The Backseat Lovers first appear like a cozy little rock outfit: a bit shaggy, a little loose, but playing to a packed house for their 9:30 Club show on Monday night. The Provo, Utah-based band displayed major ambitious musical moments, too.
Standing in front of art deco-stained glass windows, the band — made up of Josh Harmon (lead vocals/guitar), Jonas Swanson (lead guitar/vocals), Ethan Christensen (bass) and Juice Welch (drums) — began with beachy vibes before wailing guitars and pounding drums kicked in, finally smoothing back out into a dreamscape again.
The band is currently on their North American tour, with shows in Georgia, Florida, California, Oregon and Washington remaining. In May, the band will head abroad for a slew of performances in the U.K. and Europe, before circling back to jam at Bonnaroo Festival in Tennessee.
This intro jam demonstrates how each of their indie-rock songs are actually complexly orchestrated with multiple movements across genres and styles. You get your bang for your buck in each four minute song.
The set was heavy with songs from their debut album “When We Were Friends” (2019).
“Kilby Girl” is one of those familiar indie-pop songs about falling in love with a Manic Pixie Dream Girl complete with a nose ring and world-weary point of view. Yeah, we’ve heard it a million times before, but it’s still a bop with an extended jam session for the last two minutes of the song. And “Maple Syrup” is a break-up song (the narrator is the heartbreaker here) with “cool scars” and a stolen purple sweater still smelling like the ex. “Pool House” gets a bit bluesy, while “Pictures,” from their EP “Elevator Days” slowly builds into a confessional over stomping drums. It’s all bildungsroman alt-rock, the joys and angst of young manhood.
The Backseat Lovers were barely legal themselves when they recorded their debut two years ago. Despite their fuzzy, beachy sounds, they are an ambitious bunch and are currently recording their follow-up album.

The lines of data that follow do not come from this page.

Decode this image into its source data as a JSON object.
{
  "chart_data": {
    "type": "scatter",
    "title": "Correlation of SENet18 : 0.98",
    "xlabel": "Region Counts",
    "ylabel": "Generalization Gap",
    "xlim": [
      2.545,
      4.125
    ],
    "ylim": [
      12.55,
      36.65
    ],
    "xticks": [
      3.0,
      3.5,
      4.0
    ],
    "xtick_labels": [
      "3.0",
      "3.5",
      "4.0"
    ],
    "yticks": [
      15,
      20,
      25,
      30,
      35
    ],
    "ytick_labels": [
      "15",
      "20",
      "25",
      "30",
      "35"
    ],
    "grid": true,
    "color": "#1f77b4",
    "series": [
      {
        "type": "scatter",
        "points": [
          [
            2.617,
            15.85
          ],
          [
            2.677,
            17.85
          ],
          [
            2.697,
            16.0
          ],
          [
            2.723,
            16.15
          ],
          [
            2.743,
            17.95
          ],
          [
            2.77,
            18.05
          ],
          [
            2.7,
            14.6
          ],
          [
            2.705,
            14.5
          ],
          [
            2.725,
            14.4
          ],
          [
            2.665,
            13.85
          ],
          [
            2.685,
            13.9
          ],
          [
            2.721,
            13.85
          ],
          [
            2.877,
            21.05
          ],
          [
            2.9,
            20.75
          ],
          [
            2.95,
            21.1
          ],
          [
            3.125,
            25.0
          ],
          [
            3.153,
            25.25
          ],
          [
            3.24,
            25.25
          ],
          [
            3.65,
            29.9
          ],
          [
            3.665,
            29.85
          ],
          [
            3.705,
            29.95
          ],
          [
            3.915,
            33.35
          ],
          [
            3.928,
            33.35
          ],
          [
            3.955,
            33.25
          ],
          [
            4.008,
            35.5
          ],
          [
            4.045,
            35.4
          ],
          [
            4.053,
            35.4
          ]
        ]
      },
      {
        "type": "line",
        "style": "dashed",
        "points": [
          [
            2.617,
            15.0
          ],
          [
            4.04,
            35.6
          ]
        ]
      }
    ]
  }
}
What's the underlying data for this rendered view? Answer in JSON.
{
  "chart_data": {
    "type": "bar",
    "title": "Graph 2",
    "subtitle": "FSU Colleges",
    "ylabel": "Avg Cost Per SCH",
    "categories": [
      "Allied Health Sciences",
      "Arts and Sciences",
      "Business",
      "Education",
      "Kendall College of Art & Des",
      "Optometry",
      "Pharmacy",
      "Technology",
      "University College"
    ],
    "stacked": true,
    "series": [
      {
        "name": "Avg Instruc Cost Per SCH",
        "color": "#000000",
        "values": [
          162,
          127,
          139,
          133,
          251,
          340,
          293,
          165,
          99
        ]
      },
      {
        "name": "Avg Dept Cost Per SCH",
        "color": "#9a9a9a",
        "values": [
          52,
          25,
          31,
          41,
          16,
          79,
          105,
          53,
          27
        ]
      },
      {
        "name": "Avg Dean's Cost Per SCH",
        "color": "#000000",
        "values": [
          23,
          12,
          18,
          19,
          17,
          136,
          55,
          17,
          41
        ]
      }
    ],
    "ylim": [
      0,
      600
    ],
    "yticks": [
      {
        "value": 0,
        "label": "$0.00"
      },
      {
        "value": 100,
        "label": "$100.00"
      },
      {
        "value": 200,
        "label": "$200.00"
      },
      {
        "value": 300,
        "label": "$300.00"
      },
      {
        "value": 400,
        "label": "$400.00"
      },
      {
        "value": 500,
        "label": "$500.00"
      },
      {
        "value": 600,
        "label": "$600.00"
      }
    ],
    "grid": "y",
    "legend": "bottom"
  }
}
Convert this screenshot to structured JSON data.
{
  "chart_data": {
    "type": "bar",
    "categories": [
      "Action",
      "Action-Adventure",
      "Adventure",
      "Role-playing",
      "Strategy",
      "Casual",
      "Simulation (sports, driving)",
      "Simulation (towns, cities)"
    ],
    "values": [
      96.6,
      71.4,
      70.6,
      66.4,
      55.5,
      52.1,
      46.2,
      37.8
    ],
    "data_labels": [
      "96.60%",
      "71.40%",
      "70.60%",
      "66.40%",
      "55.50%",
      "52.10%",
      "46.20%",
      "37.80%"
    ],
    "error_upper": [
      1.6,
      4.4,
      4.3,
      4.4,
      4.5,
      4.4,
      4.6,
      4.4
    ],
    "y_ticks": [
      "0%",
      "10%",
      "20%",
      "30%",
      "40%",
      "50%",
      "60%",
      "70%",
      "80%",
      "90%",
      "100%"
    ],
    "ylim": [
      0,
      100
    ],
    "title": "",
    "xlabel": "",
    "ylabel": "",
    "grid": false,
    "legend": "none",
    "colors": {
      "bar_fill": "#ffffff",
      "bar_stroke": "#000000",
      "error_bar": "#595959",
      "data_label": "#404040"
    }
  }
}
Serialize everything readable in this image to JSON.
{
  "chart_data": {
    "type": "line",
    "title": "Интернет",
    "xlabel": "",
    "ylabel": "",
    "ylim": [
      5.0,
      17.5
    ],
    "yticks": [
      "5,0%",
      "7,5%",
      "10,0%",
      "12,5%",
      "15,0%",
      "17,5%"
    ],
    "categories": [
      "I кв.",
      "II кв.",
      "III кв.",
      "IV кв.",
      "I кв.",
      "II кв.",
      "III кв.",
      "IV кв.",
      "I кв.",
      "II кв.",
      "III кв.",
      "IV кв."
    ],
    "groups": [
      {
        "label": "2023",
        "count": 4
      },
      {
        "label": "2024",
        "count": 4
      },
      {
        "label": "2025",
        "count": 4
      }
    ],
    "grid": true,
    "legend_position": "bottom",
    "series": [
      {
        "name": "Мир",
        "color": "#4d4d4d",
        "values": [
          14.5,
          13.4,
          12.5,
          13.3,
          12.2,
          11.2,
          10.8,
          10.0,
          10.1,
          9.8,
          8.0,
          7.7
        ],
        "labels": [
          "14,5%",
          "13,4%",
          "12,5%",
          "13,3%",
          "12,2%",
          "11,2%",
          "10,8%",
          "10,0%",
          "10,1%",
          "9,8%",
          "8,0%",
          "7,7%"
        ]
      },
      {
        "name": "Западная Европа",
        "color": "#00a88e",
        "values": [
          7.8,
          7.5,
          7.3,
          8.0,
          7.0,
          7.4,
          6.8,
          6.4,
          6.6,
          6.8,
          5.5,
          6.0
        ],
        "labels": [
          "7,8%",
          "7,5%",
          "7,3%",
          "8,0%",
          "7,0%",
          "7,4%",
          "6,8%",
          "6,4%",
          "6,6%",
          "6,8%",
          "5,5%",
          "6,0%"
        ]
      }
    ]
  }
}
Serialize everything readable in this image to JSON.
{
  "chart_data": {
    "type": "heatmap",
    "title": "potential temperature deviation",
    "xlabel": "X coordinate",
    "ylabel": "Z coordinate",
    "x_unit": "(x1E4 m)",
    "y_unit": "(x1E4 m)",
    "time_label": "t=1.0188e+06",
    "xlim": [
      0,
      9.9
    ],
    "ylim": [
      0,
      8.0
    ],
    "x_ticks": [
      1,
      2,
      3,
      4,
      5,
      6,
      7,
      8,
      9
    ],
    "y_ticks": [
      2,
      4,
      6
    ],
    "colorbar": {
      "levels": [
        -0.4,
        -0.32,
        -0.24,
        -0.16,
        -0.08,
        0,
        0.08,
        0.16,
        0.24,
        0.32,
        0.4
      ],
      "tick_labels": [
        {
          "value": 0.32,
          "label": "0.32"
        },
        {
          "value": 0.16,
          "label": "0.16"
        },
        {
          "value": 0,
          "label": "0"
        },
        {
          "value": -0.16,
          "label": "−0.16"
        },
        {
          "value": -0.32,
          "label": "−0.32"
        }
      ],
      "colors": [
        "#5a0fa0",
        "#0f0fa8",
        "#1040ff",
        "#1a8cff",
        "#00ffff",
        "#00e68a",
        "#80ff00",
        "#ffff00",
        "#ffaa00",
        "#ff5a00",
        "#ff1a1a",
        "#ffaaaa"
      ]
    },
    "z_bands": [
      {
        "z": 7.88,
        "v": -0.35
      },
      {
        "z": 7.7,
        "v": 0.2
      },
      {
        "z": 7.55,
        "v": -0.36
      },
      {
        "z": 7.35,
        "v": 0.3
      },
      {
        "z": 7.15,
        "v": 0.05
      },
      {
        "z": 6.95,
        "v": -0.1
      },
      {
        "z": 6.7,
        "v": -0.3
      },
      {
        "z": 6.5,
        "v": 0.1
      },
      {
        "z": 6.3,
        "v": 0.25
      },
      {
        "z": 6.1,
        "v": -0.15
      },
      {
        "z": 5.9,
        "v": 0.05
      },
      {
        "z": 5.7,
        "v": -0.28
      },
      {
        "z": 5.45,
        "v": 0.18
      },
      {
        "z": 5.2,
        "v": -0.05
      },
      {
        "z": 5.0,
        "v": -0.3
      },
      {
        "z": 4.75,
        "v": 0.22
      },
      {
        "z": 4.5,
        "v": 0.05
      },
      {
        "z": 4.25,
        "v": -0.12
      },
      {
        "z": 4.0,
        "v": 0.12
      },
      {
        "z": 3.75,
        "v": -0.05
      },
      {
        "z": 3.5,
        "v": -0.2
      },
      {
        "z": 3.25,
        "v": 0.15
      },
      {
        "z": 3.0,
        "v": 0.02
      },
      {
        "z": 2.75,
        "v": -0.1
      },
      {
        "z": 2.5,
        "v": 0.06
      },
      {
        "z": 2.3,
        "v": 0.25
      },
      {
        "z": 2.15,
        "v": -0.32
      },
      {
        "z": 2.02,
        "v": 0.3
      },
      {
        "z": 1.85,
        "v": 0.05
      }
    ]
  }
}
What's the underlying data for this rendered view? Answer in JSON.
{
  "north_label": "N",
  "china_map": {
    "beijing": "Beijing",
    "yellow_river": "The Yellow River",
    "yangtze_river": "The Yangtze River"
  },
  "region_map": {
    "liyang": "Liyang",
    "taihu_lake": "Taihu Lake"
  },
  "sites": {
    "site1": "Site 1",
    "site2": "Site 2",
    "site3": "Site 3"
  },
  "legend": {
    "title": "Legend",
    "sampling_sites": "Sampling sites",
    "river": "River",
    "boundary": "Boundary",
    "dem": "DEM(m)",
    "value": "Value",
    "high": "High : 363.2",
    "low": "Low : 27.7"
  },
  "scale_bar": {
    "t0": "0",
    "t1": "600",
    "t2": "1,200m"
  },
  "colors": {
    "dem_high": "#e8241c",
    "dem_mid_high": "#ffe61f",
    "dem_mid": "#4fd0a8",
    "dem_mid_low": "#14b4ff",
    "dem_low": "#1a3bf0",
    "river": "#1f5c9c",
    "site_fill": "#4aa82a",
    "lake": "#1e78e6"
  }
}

Halfway through their set, the enthusiastic audience shouted out for the rocker “Davy Crochet,” singing along as they did for the duration of the concert. “Out of Tune” evolved into a scorcher. They played the unreleased “Growing/Dying,” and for the thrashing encore after a baker’s dozen of song and some rock n’ roll theatrics, they returned to the stage for the heavy closer “Sinking Ship.”
With their energy, strong fan base and complex arrangements, the next album is one to keep an eye out for.
The opening band Over Under from Salt Lake City — another band of young, long-haired Utahans, played a solid set of moody, dreamy indie-rock that spiraled into loose-limbed drumming, skunky bass and psychedelic settings.